Чей одр – земля, кров – воздух синь,
Чертоги – вкруг пустынны виды…
То он – любимый славы сын,
Великолепный князь Тавриды!
 
Державин

      Голая равнина на громадном протяжении вся изрезана водными потоками, из которых каждый – широкая быстрая река и бурно катит свои волны в недалекое море. Это – рукава и гирлы Дуная.
      На одном из рукавов, вдоль пологого берега, раскинулись кое-где постройки… Это маленький городок Галац.
      Здесь, среди домов и домишек, кое-где виднеются христианские храмы, а за рекой, на том берегу, уже высятся тонкие и легкие остроконечные минареты. Там начало мусульманского мира.
      В маленьком городке заметно особенное оживление, но весь город кажет лагерем. На улицах и в домах только и видны, что мундиры, на площадях – кони и орудия.
      Несмотря на августовские жары, горячий воздух и раскаленную землю, на улицах сильное движение.
      Три дома в городе разделили между собой толпы военных и служат как бы центрами сборищ.
      В одном из них, поменьше других, квартира военачальника князя Репнина.
      Еще несколько дней назад он был главнокомандующим победоносной армии… Великий визирь после поражения при Мачине сносился с ним одним.
      Но вот не так давно явился сюда могущественный вельможа и полководец, «великолепный князь Тавриды», и принял вновь начальство над русскими силами и над заменявшим его полгода Репниным…
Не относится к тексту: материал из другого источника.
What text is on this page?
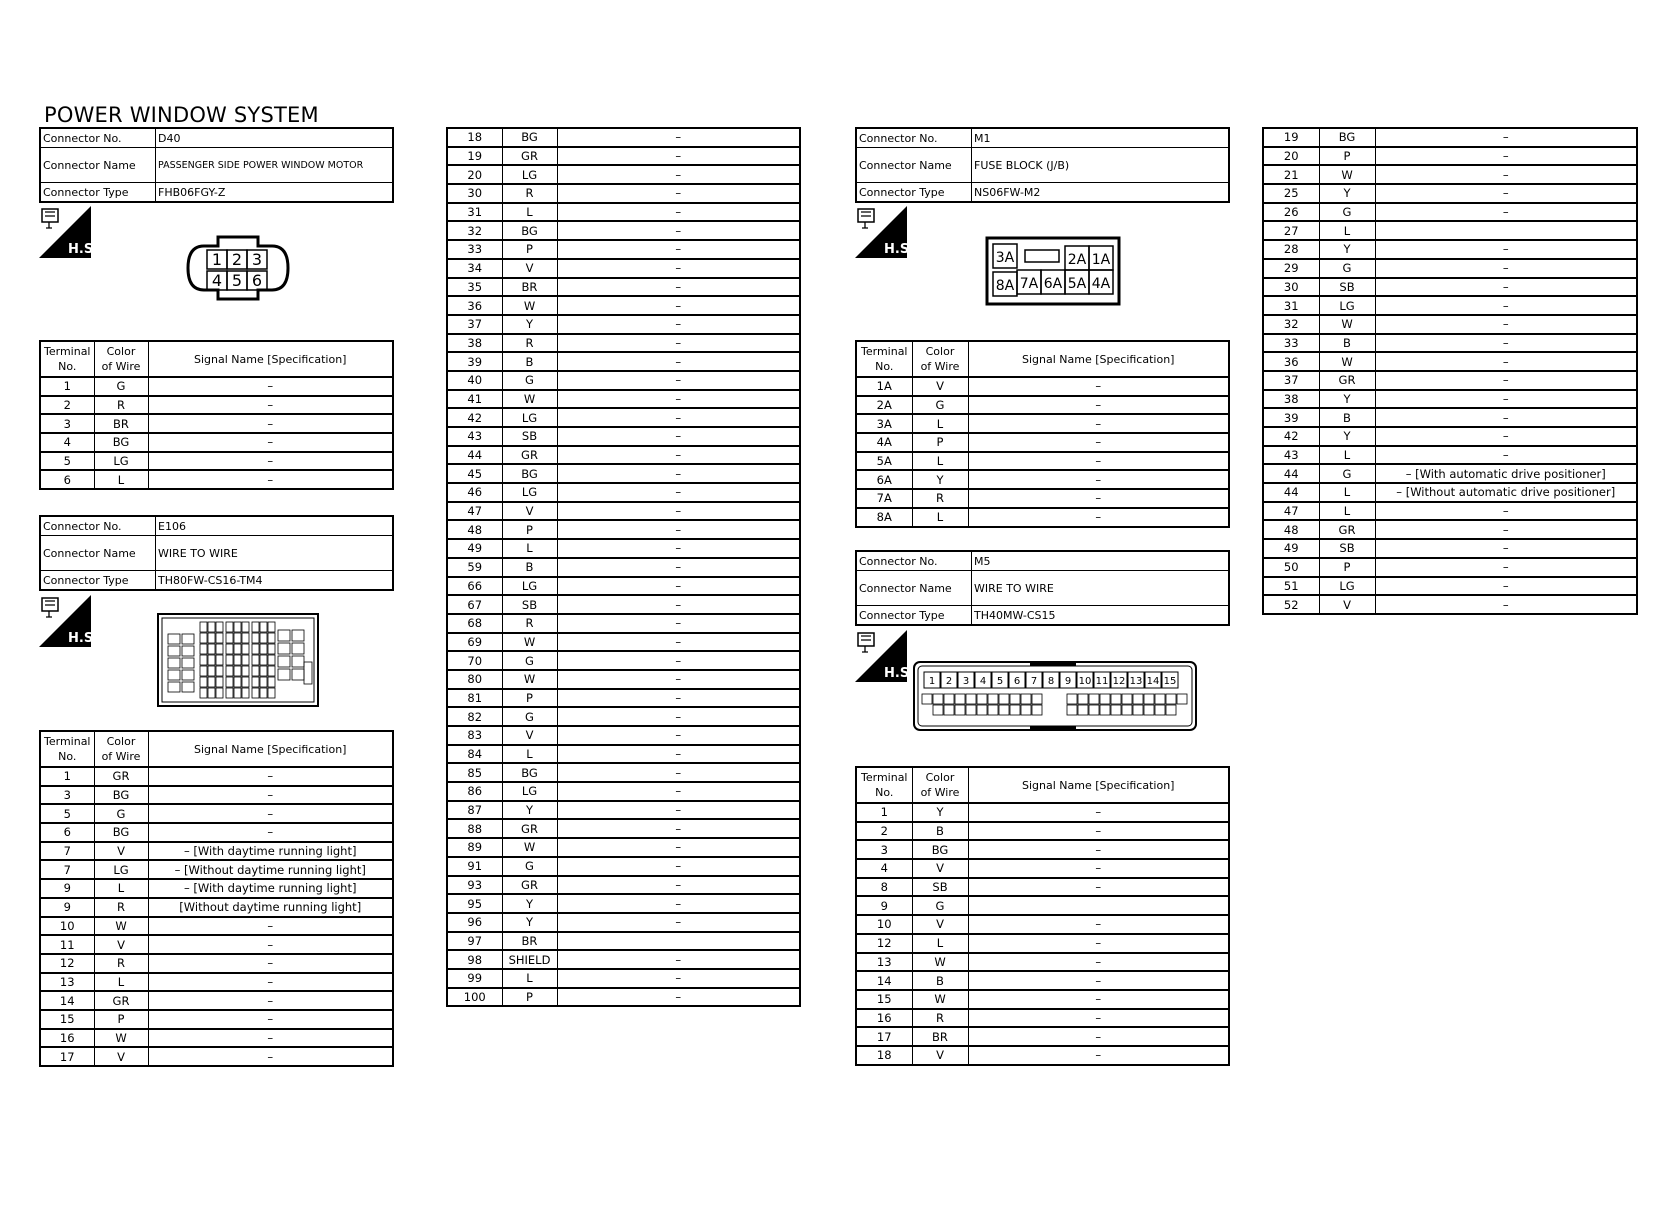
POWER WINDOW SYSTEM
Connector No.	D40
Connector Name	PASSENGER SIDE POWER WINDOW MOTOR
Connector Type	FHB06FGY-Z
H.S.
1 2 3
4 5 6
Terminal
No.	Color
of Wire	Signal Name [Specification]
1	G	–
2	R	–
3	BR	–
4	BG	–
5	LG	–
6	L	–
Connector No.	E106
Connector Name	WIRE TO WIRE
Connector Type	TH80FW-CS16-TM4
H.S.
Terminal
No.	Color
of Wire	Signal Name [Specification]
1	GR	–
3	BG	–
5	G	–
6	BG	–
7	V	– [With daytime running light]
7	LG	– [Without daytime running light]
9	L	– [With daytime running light]
9	R	[Without daytime running light]
10	W	–
11	V	–
12	R	–
13	L	–
14	GR	–
15	P	–
16	W	–
17	V	–
18	BG	–
19	GR	–
20	LG	–
30	R	–
31	L	–
32	BG	–
33	P	–
34	V	–
35	BR	–
36	W	–
37	Y	–
38	R	–
39	B	–
40	G	–
41	W	–
42	LG	–
43	SB	–
44	GR	–
45	BG	–
46	LG	–
47	V	–
48	P	–
49	L	–
59	B	–
66	LG	–
67	SB	–
68	R	–
69	W	–
70	G	–
80	W	–
81	P	–
82	G	–
83	V	–
84	L	–
85	BG	–
86	LG	–
87	Y	–
88	GR	–
89	W	–
91	G	–
93	GR	–
95	Y	–
96	Y	–
97	BR	
98	SHIELD	–
99	L	–
100	P	–
Connector No.	M1
Connector Name	FUSE BLOCK (J/B)
Connector Type	NS06FW-M2
H.S.
3A	2A 1A
8A 7A 6A 5A 4A
Terminal
No.	Color
of Wire	Signal Name [Specification]
1A	V	–
2A	G	–
3A	L	–
4A	P	–
5A	L	–
6A	Y	–
7A	R	–
8A	L	–
Connector No.	M5
Connector Name	WIRE TO WIRE
Connector Type	TH40MW-CS15
H.S.
1 2 3 4 5 6 7 8 9 10 11 12 13 14 15
Terminal
No.	Color
of Wire	Signal Name [Specification]
1	Y	–
2	B	–
3	BG	–
4	V	–
8	SB	–
9	G	
10	V	–
12	L	–
13	W	–
14	B	–
15	W	–
16	R	–
17	BR	–
18	V	–
19	BG	–
20	P	–
21	W	–
25	Y	–
26	G	–
27	L	
28	Y	–
29	G	–
30	SB	–
31	LG	–
32	W	–
33	B	–
36	W	–
37	GR	–
38	Y	–
39	B	–
42	Y	–
43	L	–
44	G	– [With automatic drive positioner]
44	L	– [Without automatic drive positioner]
47	L	–
48	GR	–
49	SB	–
50	P	–
51	LG	–
52	V	–
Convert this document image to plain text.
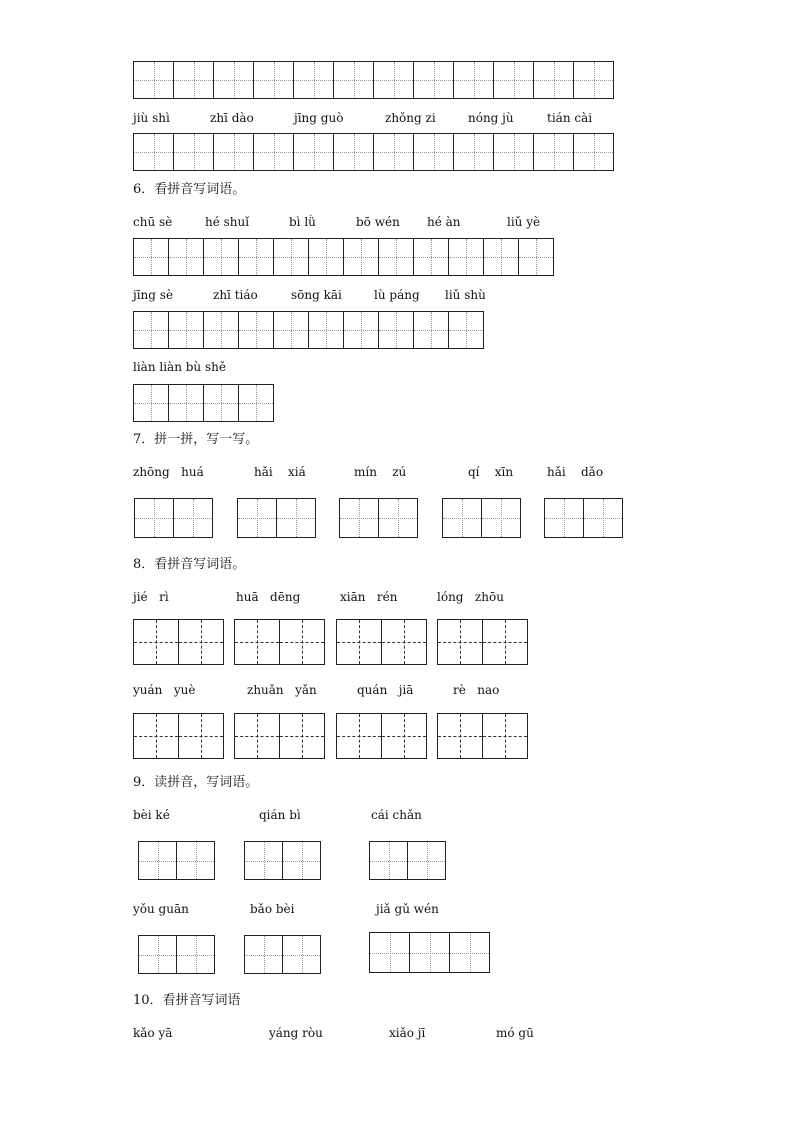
jiù shì	zhī dào	jīng guò	zhǒng zi	nóng jù	tián cài
6．看拼音写词语。
chū sè	hé shuǐ	bì lǜ	bō wén hé àn	liǔ yè
jīng sè	zhī tiáo	sōng kāi	lù páng liǔ shù
liàn liàn bù shě
7．拼一拼，写一写。
zhōng   huá	hǎi    xiá	mín    zú	qí    xīn	hǎi    dǎo
8．看拼音写词语。
jié   rì	huā   dēng	xiān   rén	lóng   zhōu
yuán   yuè	zhuǎn   yǎn	quán   jiā	rè   nao
9．读拼音，写词语。
bèi ké	qián bì	cái chǎn
yǒu guān	bǎo bèi	jiǎ gǔ wén
10．看拼音写词语
kǎo yā	yáng ròu	xiǎo jī	mó gū
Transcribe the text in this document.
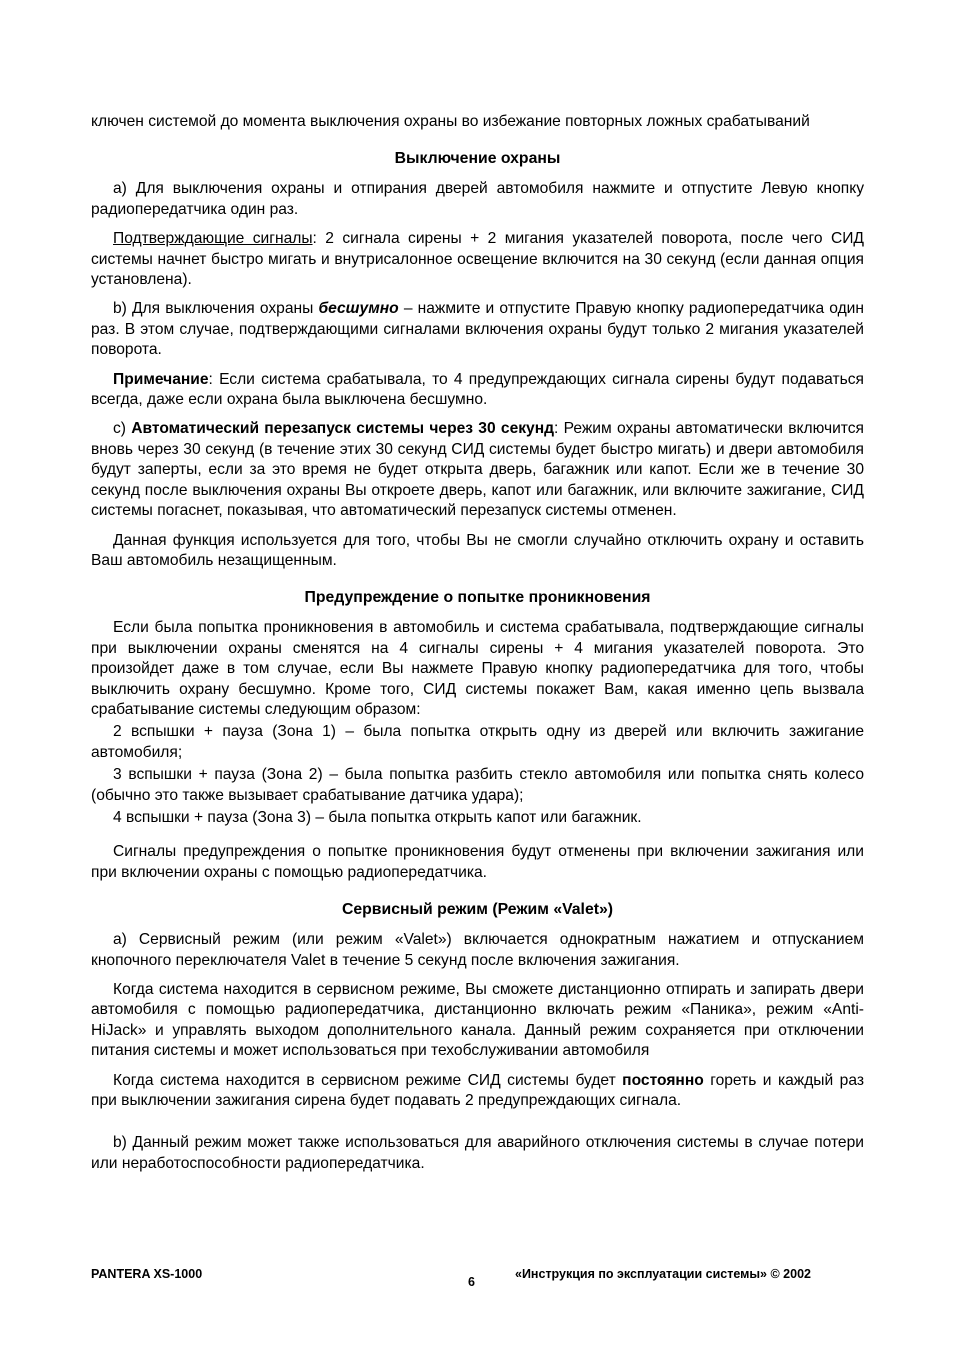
ключен системой до момента выключения охраны во избежание повторных ложных срабатываний

Выключение охраны

а) Для выключения охраны и отпирания дверей автомобиля нажмите и отпустите Левую кнопку радиопередатчика один раз.

Подтверждающие сигналы: 2 сигнала сирены + 2 мигания указателей поворота, после чего СИД системы начнет быстро мигать и внутрисалонное освещение включится на 30 секунд (если данная опция установлена).

b) Для выключения охраны бесшумно – нажмите и отпустите Правую кнопку радиопередатчика один раз. В этом случае, подтверждающими сигналами включения охраны будут только 2 мигания указателей поворота.

Примечание: Если система срабатывала, то 4 предупреждающих сигнала сирены будут подаваться всегда, даже если охрана была выключена бесшумно.

с) Автоматический перезапуск системы через 30 секунд: Режим охраны автоматически включится вновь через 30 секунд (в течение этих 30 секунд СИД системы будет быстро мигать) и двери автомобиля будут заперты, если за это время не будет открыта дверь, багажник или капот. Если же в течение 30 секунд после выключения охраны Вы откроете дверь, капот или багажник, или включите зажигание, СИД системы погаснет, показывая, что автоматический перезапуск системы отменен.

Данная функция используется для того, чтобы Вы не смогли случайно отключить охрану и оставить Ваш автомобиль незащищенным.

Предупреждение о попытке проникновения

Если была попытка проникновения в автомобиль и система срабатывала, подтверждающие сигналы при выключении охраны сменятся на 4 сигналы сирены + 4 мигания указателей поворота. Это произойдет даже в том случае, если Вы нажмете Правую кнопку радиопередатчика для того, чтобы выключить охрану бесшумно. Кроме того, СИД системы покажет Вам, какая именно цепь вызвала срабатывание системы следующим образом:

2 вспышки + пауза (Зона 1) – была попытка открыть одну из дверей или включить зажигание автомобиля;

3 вспышки + пауза (Зона 2) – была попытка разбить стекло автомобиля или попытка снять колесо (обычно это также вызывает срабатывание датчика удара);

4 вспышки + пауза (Зона 3) – была попытка открыть капот или багажник.

Сигналы предупреждения о попытке проникновения будут отменены при включении зажигания или при включении охраны с помощью радиопередатчика.

Сервисный режим (Режим «Valet»)

а) Сервисный режим (или режим «Valet») включается однократным нажатием и отпусканием кнопочного переключателя Valet в течение 5 секунд после включения зажигания.

Когда система находится в сервисном режиме, Вы сможете дистанционно отпирать и запирать двери автомобиля с помощью радиопередатчика, дистанционно включать режим «Паника», режим «Anti-HiJack» и управлять выходом дополнительного канала. Данный режим сохраняется при отключении питания системы и может использоваться при техобслуживании автомобиля

Когда система находится в сервисном режиме СИД системы будет постоянно гореть и каждый раз при выключении зажигания сирена будет подавать 2 предупреждающих сигнала.

b) Данный режим может также использоваться для аварийного отключения системы в случае потери или неработоспособности радиопередатчика.

PANTERA XS-1000
6
«Инструкция по эксплуатации системы» © 2002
      И теперь он первое лицо здесь – и для своих, и для неприятеля.
      В другом доме, неподалеку от первого, красивой архитектуры, но сравнительно меньшем, движение ограничено подъездом и двором. К дому идут и скачут офицеры со всех сторон, но, не входя, а только побывав в передней или на дворе, возвращаются обратно… Они являются сюда за вестями…
      В этом доме поместился генерал русской службы, принц Карл Вюртембергский и за последнее время опасно заболел южной гнилостной горячкой. Так как это родной брат жены наследника престола, то болезнь его многих озабочивала.
      На другом краю города, в большом доме, где поместился приезжий со свитой князь Таврический, движение более чем когда-либо.
      В одной из горниц этого дома, несколько в стороне от всех остальных, на большой софе лежит в одном белье и турецких туфлях на босу ногу огромный широкоплечий человек, лохматый, неумытый, небритый и задумчиво, почти бессмысленно смотрит в пустую стену и грызет ногти… Лицо его изжелта-бледное, худое, осунувшееся, не только угрюмо, а печально-тоскливо… Он или был опасно болен, или горе поразило его недавно. Черты лица настолько изменились за последнее время, в волосах так дружно сразу блеснула седина, а глаза так нежданно вдруг потускнели… что этого человека многие друзья и враги едва бы теперь узнали. Друзья бы ахнули, а враги возликовали.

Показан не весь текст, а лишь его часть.